Dijo que quería convertirse en “el ojo del mundo”, pero no en un líder ni un
activista. “De hecho, se considera que el uso de una violencia desaforada en
sus escenas de guerra, que en aquel momento no era nada habitual encontrar en
la pintura, respondió a una voluntad más sensacionalista que antibelicista. Dix
pretendía crear un efecto estético en el espectador, más que despertar su
conciencia”, apunta Ilka Voerman. Pero la distancia que Dix reivindicaba ante
la temática elegida le serviría de poco durante la irrupción del nazismo,
cuando fue listado en el inventario de “artistas degenerados” por el régimen.
Sus obras sobre la guerra fueron juzgadas como “un sabotaje militar” en toda
regla. Dix se vería obligado a pasar el resto de sus días lejos de Berlín,
junto al lago Constanza, donde se recicló en pintor de paisajes con una carga
alegórica indudable, repletos de amenazantes nubarrones y animales portadores
de infortunio.
Dentro de las filas de la nueva objetividad también convivieron pintores no
necesariamente izquierdistas. En el fondo, lo que definió al movimiento, más
que un proyecto ideológico en común, fue el calco de la realidad social y la
técnica ultrafigurativa. Por ejemplo, Rudolf Schlichter, que se había dado a
conocer retratando los clubes de lesbianas en el Berlín de los años veinte,
acabó acercándose al catolicismo y entablando amistad con el escritor
conservador Ernst Jünger, de quien pintaría un retrato un tanto homoerótico.
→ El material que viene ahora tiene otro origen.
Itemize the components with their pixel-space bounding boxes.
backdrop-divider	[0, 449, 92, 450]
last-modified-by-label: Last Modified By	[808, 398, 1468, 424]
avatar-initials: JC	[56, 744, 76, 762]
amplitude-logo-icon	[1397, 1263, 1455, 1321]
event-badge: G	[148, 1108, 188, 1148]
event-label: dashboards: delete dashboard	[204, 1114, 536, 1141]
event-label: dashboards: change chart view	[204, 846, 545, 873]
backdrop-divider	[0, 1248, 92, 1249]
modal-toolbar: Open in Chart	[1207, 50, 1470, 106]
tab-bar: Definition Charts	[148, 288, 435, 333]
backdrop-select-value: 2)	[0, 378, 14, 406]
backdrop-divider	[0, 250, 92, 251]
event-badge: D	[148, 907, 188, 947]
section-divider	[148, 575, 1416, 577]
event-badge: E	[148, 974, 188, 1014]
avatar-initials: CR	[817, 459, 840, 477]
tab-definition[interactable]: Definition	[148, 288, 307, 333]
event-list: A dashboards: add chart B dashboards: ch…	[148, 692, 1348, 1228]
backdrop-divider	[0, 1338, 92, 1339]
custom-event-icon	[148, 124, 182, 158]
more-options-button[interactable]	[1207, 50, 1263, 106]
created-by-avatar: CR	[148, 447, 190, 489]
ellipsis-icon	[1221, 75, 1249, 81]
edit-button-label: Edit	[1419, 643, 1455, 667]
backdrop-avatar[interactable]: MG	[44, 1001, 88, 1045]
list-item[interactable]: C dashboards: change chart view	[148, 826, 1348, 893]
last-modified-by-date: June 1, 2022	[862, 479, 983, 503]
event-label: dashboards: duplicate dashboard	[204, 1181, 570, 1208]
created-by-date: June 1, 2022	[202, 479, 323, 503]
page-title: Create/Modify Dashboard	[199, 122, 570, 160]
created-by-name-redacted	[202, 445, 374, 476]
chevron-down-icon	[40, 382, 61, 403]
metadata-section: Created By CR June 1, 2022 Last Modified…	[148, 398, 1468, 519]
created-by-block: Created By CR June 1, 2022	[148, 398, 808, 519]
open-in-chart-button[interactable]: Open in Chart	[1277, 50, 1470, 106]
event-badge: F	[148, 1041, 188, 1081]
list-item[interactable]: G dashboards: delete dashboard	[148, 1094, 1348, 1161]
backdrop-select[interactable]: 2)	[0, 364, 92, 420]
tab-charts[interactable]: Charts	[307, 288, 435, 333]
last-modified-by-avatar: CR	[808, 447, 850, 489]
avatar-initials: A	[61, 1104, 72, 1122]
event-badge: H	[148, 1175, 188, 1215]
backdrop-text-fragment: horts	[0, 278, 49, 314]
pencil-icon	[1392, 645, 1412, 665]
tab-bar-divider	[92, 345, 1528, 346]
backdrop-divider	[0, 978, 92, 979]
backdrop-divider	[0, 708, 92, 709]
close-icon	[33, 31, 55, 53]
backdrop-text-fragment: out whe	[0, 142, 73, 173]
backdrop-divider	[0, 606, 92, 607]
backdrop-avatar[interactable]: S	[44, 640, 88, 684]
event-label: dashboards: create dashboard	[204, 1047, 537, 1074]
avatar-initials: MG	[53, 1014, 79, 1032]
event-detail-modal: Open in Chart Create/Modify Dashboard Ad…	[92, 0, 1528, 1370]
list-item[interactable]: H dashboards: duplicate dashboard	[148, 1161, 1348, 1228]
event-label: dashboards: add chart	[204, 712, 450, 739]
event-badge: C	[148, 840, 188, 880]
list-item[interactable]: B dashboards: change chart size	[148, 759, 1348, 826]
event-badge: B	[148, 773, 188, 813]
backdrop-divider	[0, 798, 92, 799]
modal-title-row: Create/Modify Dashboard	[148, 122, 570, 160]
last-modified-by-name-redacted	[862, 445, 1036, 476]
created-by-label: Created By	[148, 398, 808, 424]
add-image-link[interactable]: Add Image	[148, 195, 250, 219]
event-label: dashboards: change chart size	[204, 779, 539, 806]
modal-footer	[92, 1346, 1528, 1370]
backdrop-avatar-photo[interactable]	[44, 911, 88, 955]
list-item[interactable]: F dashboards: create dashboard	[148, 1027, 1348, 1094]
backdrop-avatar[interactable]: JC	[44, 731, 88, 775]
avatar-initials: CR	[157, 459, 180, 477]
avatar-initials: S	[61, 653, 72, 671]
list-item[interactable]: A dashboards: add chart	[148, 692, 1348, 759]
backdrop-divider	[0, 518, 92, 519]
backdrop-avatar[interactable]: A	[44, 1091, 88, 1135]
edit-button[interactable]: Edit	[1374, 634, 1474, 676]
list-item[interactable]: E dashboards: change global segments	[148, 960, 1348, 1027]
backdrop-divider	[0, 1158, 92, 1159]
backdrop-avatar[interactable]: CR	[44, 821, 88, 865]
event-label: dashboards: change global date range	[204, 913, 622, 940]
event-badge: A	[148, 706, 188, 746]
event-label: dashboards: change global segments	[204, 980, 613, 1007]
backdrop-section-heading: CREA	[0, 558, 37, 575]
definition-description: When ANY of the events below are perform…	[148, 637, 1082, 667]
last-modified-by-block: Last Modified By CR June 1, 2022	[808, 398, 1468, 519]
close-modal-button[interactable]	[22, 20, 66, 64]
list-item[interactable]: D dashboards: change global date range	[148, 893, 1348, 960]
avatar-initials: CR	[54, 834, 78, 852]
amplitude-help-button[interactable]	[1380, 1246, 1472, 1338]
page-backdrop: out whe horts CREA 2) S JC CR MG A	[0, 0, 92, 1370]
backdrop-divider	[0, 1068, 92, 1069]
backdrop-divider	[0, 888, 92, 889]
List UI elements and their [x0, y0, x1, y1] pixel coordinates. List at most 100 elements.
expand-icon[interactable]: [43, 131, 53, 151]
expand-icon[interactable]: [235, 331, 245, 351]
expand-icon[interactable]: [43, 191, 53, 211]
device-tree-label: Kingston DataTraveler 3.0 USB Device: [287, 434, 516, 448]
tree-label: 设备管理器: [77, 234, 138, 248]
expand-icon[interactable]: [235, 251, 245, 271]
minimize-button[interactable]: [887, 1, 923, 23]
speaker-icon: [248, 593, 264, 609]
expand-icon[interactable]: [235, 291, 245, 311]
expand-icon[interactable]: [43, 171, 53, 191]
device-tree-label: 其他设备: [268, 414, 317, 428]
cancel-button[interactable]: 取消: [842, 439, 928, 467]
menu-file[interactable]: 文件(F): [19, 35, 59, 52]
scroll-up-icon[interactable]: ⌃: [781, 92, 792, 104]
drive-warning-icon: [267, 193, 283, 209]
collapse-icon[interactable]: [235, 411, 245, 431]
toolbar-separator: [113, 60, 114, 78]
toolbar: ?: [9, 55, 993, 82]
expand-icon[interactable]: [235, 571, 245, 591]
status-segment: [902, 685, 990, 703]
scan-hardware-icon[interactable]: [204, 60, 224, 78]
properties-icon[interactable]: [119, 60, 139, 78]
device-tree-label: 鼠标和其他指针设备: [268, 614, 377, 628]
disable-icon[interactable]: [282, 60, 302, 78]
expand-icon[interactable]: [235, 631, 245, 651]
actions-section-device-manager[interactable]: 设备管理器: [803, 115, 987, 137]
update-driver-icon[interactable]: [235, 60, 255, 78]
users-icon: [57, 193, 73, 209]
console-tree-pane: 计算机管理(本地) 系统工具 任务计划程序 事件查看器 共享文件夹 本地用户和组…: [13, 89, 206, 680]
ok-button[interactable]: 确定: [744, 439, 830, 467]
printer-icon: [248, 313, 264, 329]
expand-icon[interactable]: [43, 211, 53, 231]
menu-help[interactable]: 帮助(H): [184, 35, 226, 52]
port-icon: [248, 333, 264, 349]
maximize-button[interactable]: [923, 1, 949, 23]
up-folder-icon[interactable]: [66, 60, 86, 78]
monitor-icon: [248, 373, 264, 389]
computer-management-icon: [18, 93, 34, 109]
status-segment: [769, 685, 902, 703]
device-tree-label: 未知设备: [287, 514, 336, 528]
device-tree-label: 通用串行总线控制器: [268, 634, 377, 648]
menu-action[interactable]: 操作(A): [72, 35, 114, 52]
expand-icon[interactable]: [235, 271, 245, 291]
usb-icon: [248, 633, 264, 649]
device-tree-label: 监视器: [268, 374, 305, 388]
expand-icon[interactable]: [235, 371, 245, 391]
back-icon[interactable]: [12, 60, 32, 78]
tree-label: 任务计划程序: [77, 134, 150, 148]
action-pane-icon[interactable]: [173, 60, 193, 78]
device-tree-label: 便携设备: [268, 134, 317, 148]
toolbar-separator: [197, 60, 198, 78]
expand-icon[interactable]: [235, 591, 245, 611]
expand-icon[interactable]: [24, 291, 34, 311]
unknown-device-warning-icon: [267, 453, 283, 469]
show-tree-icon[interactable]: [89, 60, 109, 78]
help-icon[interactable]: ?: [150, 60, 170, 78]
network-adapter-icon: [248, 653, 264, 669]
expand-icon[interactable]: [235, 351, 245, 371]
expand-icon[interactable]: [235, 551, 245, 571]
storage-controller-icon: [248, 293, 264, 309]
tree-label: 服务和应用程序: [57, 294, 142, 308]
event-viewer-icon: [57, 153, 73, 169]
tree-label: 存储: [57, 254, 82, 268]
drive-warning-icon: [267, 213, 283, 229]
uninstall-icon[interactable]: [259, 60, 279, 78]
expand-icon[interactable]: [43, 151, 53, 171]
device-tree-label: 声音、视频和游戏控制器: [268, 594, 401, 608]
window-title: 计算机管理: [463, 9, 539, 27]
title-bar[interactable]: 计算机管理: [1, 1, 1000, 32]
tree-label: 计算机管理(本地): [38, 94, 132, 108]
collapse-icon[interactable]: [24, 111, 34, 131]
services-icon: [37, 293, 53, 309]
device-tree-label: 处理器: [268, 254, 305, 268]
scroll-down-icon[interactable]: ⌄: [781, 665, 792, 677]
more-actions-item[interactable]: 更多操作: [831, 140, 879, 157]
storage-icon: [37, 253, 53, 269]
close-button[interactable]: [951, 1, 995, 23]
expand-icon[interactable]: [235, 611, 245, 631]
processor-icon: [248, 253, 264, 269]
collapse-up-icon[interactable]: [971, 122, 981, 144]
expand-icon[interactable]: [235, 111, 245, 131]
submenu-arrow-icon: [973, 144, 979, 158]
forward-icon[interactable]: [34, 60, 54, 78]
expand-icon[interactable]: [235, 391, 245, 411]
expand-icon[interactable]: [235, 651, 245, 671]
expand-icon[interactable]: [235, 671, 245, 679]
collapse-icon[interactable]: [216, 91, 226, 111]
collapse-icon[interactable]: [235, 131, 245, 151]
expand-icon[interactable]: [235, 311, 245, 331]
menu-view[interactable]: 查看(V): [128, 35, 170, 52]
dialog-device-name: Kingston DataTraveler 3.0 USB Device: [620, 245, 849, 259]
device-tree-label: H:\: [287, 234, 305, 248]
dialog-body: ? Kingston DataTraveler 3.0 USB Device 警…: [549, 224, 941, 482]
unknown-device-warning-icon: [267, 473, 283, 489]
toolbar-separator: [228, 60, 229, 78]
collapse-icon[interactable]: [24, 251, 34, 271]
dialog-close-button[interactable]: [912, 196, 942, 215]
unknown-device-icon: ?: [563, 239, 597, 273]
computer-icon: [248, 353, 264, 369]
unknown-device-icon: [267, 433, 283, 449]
Los nazis consideraron su obra prácticamente pornográfica —tal vez por la
influencia de sus escritos personales, que sí lo eran— y le prohibieron exhibir
sus pinturas.
Menos dificultades encontraron Christian Schad, quien se convirtió en uno
de los retratistas más reputados del régimen pese a que nunca lo apoyó
abiertamente, y Weiner Peiner, que había sido incluido en la seminal exposición
de 1925 y luego se convertiría en uno de los artistas más prestigiosos del
nacionalsocialismo. Su cuadro Deutsche Erde (Campo alemán), retrato de
una Alemania rural y depositaria de las esencias nacionales, fue entregado a
Adolf Hitler como regalo poco después de su acceso al poder.
El prestigio intelectual del movimiento acabaría
erosionándose. Walter Benjamin, que había apoyado el espíritu de la nueva
objetividad durante sus inicios, terminaría denigrando su oportunismo. “Han
transsformado la lucha contra la miseria en un artículo de consumo. Transforman
la lucha política hasta convertirla en objeto de una contemplación
confortable”, dijo en 1934. Denunciaba su tímido compromiso y actitud
manifiestamente burguesa. Y, sin embargo, la actitud furibunda de los nazis al
descubrir unos lienzos que dejaban a la intemperie una realidad muy poco
fotogénica y encerraban una violenta inclemencia en la frontera con la sátira
venenosa demuestra que la nueva objetividad molestó. Entre bastante y mucho.